Many people have heard of carpal tunnel syndrome, but few fully understand the problem and the terrible impact it can have on a person’s life. It affects the median nerve, which runs down the palm side from the forearm to the hand. This nerve is located in a small pathway called the carpal tunnel, and shares limited space with the tendons. This limited space can be impacted by many factors, with the end result being applied pressure on the median nerve. This in turn causes sensations of pain, numbness, burning, and tingling throughout the length of the nerve.
There are a variety of causes and contributing factors that can result in this problem, making it a very common problem that can affect a wide variety of people. According to the CDC’s Morbidity and Mortality Weekly Report (MMWR), in 2010 alone over 3% of employed adults between the ages of 18-64 had a case of carpal tunnel syndrome. The study also found an increased risk for women across all age groups.
Several other factors are known to potentially contribute to the ailment including: wrist sprains, wrist fractures, fluid retention (often found with pregnancy or menopause), obesity, smoking, diabetes, rheumatoid arthritis, hypothyroidism, and bad habits such as repetitive movement. With many of these conditions within the control of each individual, it is possible to reduce the chances of having the problem altogether. The most important trait is to ensure proper stretching, breaks, and positioning of the wrist when doing strenuous work, whether that work involves typing on a keyboard or doing something more physically demanding.
Once the condition does begin, the hardest part in diagnosing the condition is that it starts out slowly and gradually gets more severe over time. This prevents sufferers from immediately realizing it is serious enough to warrant a visit to the Pain Doctors, and they delay treatment until more worrisome symptoms begin to present. As if the symptoms alone are not bad enough, the numbness and lack of feeling can lead to other issues and further damage. While a doctor can usually diagnose the issue just based on the symptoms, it is common to use MRI and x-ray scans to rule out other potential issues such as cysts or bone spurs that can offer similar symptoms.
Once a diagnosis is made, the treatment boils down to first managing the pain and then determining the cause of the condition and extent of the problem.
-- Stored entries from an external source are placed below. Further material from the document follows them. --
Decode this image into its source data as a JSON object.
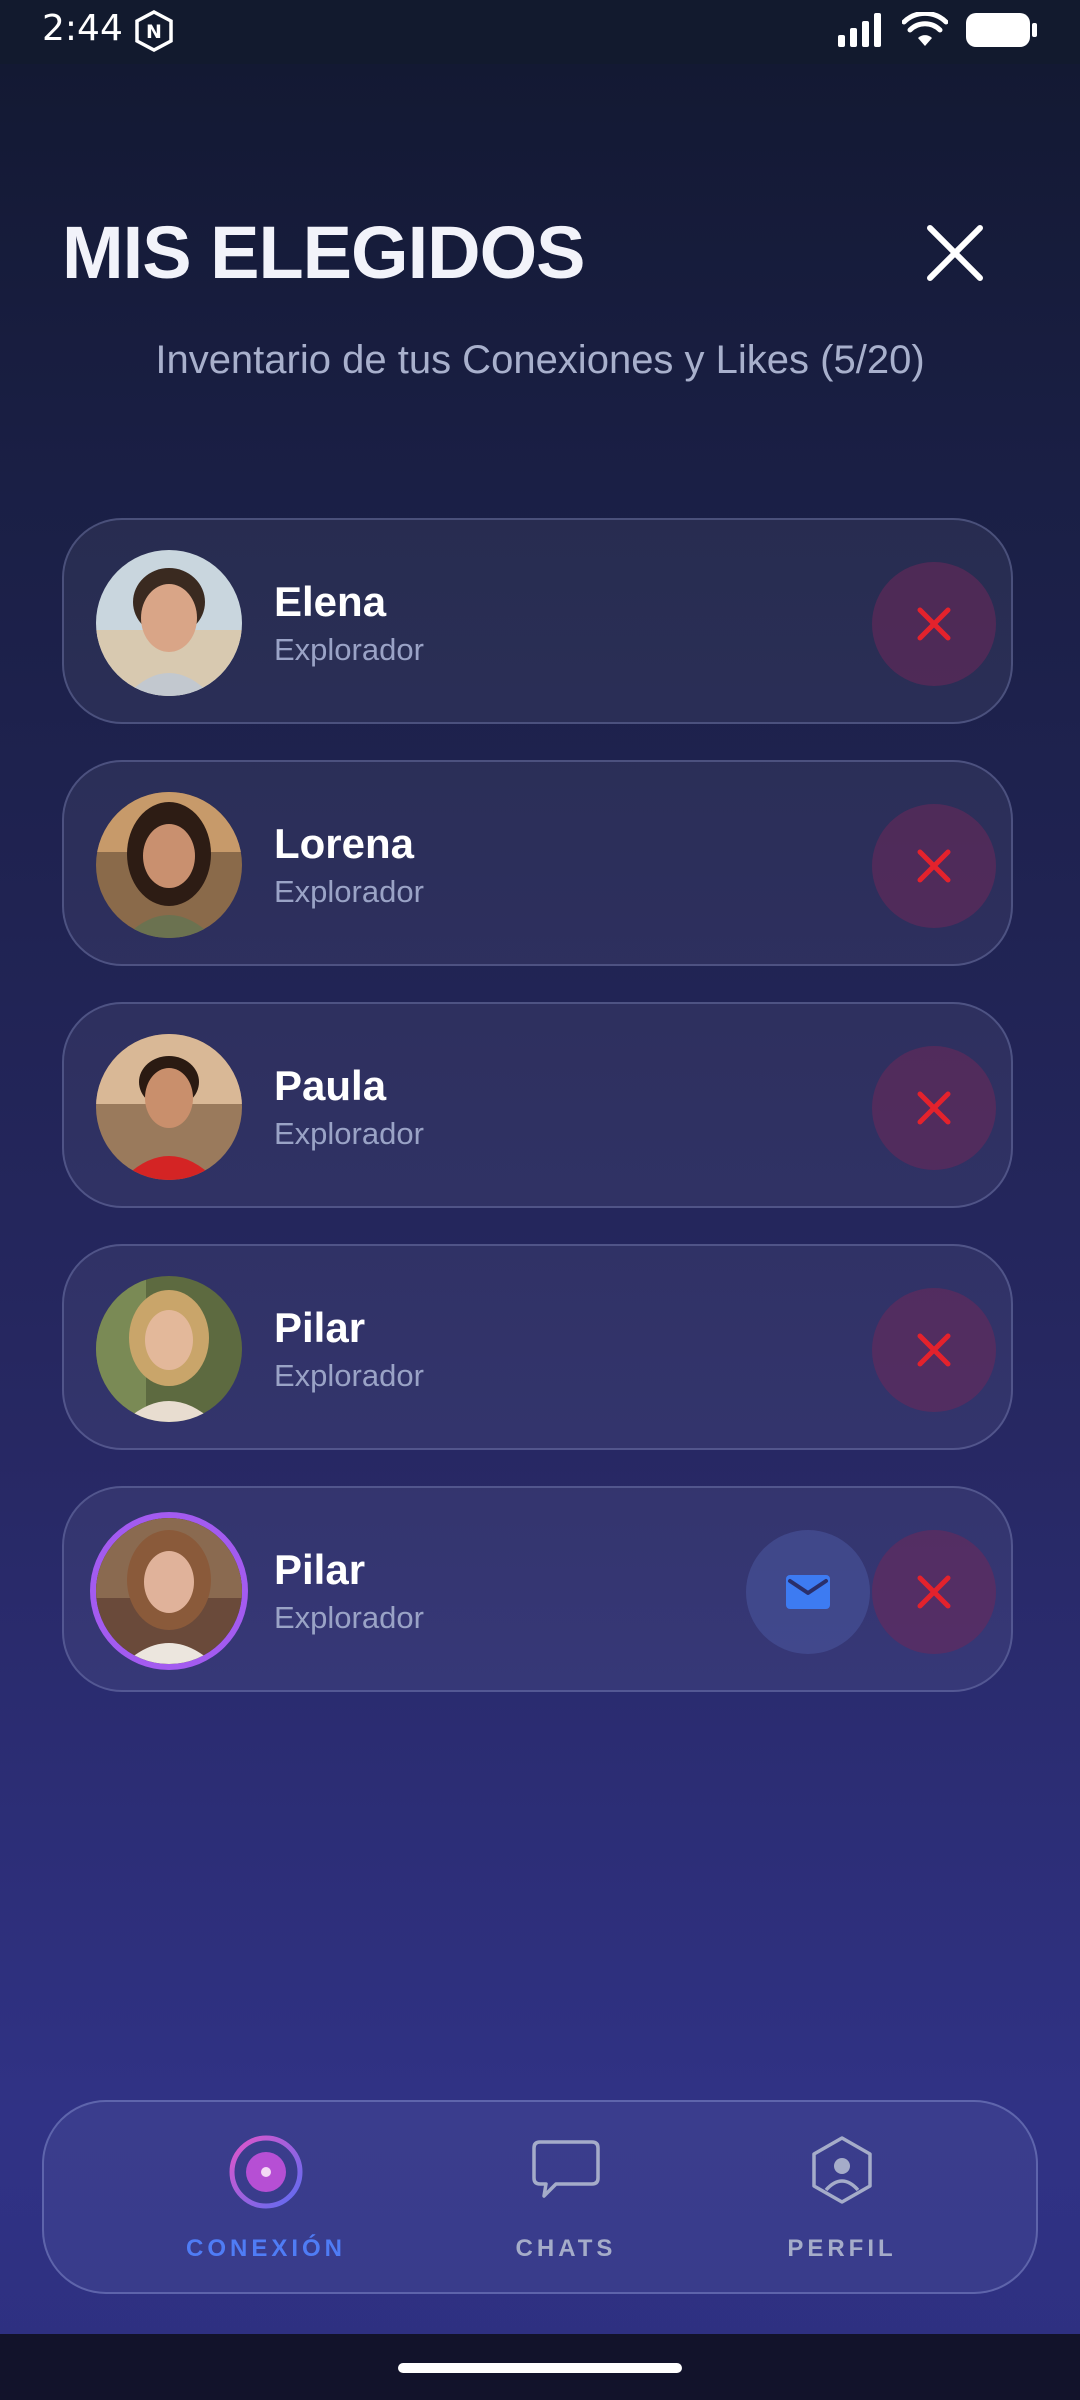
{
  "status_bar": {
    "time": "2:44"
  },
  "header": {
    "title": "MIS ELEGIDOS",
    "subtitle": "Inventario de tus Conexiones y Likes (5/20)"
  },
  "connections": [
    {
      "name": "Elena",
      "role": "Explorador",
      "avatar": "avatar-photo-elena"
    },
    {
      "name": "Lorena",
      "role": "Explorador",
      "avatar": "avatar-photo-lorena"
    },
    {
      "name": "Paula",
      "role": "Explorador",
      "avatar": "avatar-photo-paula"
    },
    {
      "name": "Pilar",
      "role": "Explorador",
      "avatar": "avatar-photo-pilar"
    },
    {
      "name": "Pilar",
      "role": "Explorador",
      "avatar": "avatar-photo-pilar-2",
      "has_message_button": true
    }
  ],
  "nav": {
    "items": [
      {
        "label": "CONEXIÓN",
        "icon": "target-icon",
        "active": true
      },
      {
        "label": "CHATS",
        "icon": "chat-bubble-icon",
        "active": false
      },
      {
        "label": "PERFIL",
        "icon": "profile-hex-icon",
        "active": false
      }
    ]
  },
  "colors": {
    "accent_active": "#4f7cf5",
    "inactive_nav": "#a5acc9",
    "remove_x": "#e4222c",
    "mail_icon": "#3d7bf2",
    "avatar_ring": "#a35bf0"
  }
}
In lesser cases it is often enough to use some combination of braces and therapy to alleviate the pain and rest the injury until it is able to recover naturally. Medications, such as non-steroidal anti-inflammatory drugs (NSAID’s) including aspirin and ibuprofen, are often recommended by pain doctors to be picked up over the counter to help with the immediate issue. These are the most common treatments, as there is very little risk involved and in many cases it is very effective.
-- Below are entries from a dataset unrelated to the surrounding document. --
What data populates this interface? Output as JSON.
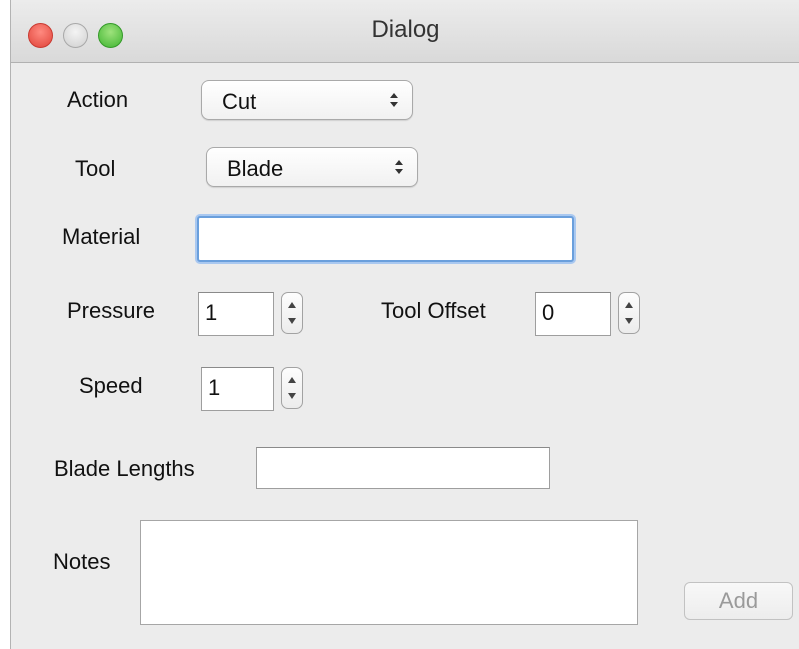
{
  "window": {
    "title": "Dialog"
  },
  "form": {
    "action_label": "Action",
    "action_value": "Cut",
    "tool_label": "Tool",
    "tool_value": "Blade",
    "material_label": "Material",
    "material_value": "",
    "pressure_label": "Pressure",
    "pressure_value": "1",
    "tool_offset_label": "Tool Offset",
    "tool_offset_value": "0",
    "speed_label": "Speed",
    "speed_value": "1",
    "blade_lengths_label": "Blade Lengths",
    "blade_lengths_value": "",
    "notes_label": "Notes",
    "notes_value": "",
    "add_label": "Add"
  },
  "colors": {
    "focus_ring": "#6a9fdc",
    "close": "#e0443a",
    "minimize": "#cfcfcf",
    "maximize": "#40b532"
  },
  "icons": [
    "close-button",
    "minimize-button",
    "maximize-button",
    "updown-arrows-icon",
    "stepper-arrows-icon"
  ]
}
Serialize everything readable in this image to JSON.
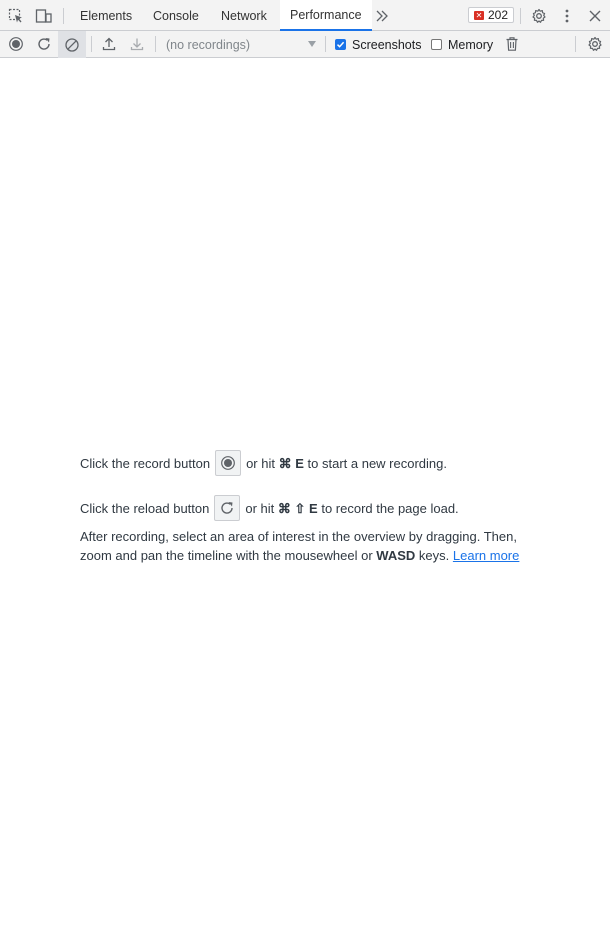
{
  "tabs": [
    {
      "label": "Elements"
    },
    {
      "label": "Console"
    },
    {
      "label": "Network"
    },
    {
      "label": "Performance",
      "active": true
    }
  ],
  "badge": {
    "count": "202"
  },
  "toolbar": {
    "recordings_placeholder": "(no recordings)",
    "screenshots_label": "Screenshots",
    "screenshots_checked": true,
    "memory_label": "Memory",
    "memory_checked": false
  },
  "landing": {
    "record_prefix": "Click the record button",
    "record_or_hit": "or hit",
    "record_shortcut_cmd": "⌘",
    "record_shortcut_key": "E",
    "record_suffix": "to start a new recording.",
    "reload_prefix": "Click the reload button",
    "reload_or_hit": "or hit",
    "reload_shortcut_cmd": "⌘",
    "reload_shortcut_shift": "⇧",
    "reload_shortcut_key": "E",
    "reload_suffix": "to record the page load.",
    "hint_part1": "After recording, select an area of interest in the overview by dragging. Then, zoom and pan the timeline with the mousewheel or",
    "hint_keys": "WASD",
    "hint_part2": "keys.",
    "learn_more": "Learn more"
  },
  "colors": {
    "accent": "#1a73e8",
    "error": "#d93025",
    "toolbar_bg": "#f3f3f3"
  }
}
If the issue does not resolve on its own, another plan of action is to use cortisone injections in order to eliminate the inflammation effectively. This does, however, require repeat treatments in many cases as the effects only last a few months.
In very extreme cases where nothing else has worked, surgery can be used to force the carpal ligament to release. Although the surgery itself is extremely effective, the dangers of surgery in general often means it is only recommended by pain doctors after symptoms have been extreme for over six months.